Akibat kecelakaan tersebut, tiga orang tewas. Informasi yang dihimpun, kecelakaan yang melibatkan bus pariwisata Agam Tungga Jaya bernopol AE 7262 UP dengan bus PO Mira bernopol S 7217 US itu terjadi sekitar pukul 05.00 WIB.

Kecelakaan tersebut bermula, saat bus Mira melaju dengan kecepatan tinggi dari arah Barat menuju Timur.

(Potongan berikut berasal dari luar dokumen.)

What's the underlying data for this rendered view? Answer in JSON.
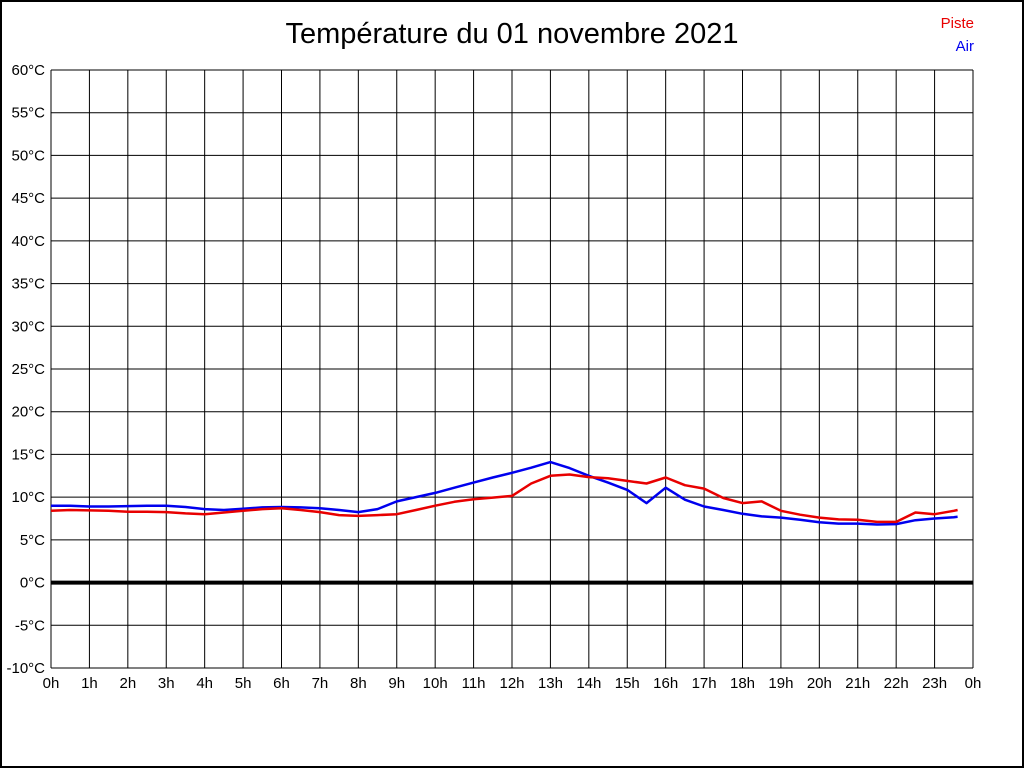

Namun, setibanya di Tempat Kejadian Perkara (TKP) bus Mira sarat dengan penumpang itu hendak mendahului kendaraan di depannya.

“Bus ngambil jalur kanan, sepertinya mau mendahului kendaraan di depannya,” ujar Rohmadi, salah seorang warga di lokasi kejadian.

Nahas, di waktu bersamaan, muncul dari arah berlawanan bus pariwisata yang dikemudikan Yanuar Setiawan (27), asal Kaligentong RT 03 RW 05, Ampel, Kabupaten Boyolali, Jawa Tengah melaju dengan kecepatan sedang. Karena jarak yang terlalu dekat, tabrakan pun tak terhindarkan. Kerasnya benturan, membuat tiga orang penumpang tewas di lokasi.

“Sepertinya ada yang meninggal tadi, kalau tidak salah tiga orang,” imbuhnya.

Dari data yang dihimpun, tiga orang tewas diketahui merupakan penumpang bus Mira. Jenazah ketiganya langsung dievakuasi ke RSUD Kertosono Nganjuk, guna dilakukan visum. Sementara sang sopir bus langsung diamankan petugas.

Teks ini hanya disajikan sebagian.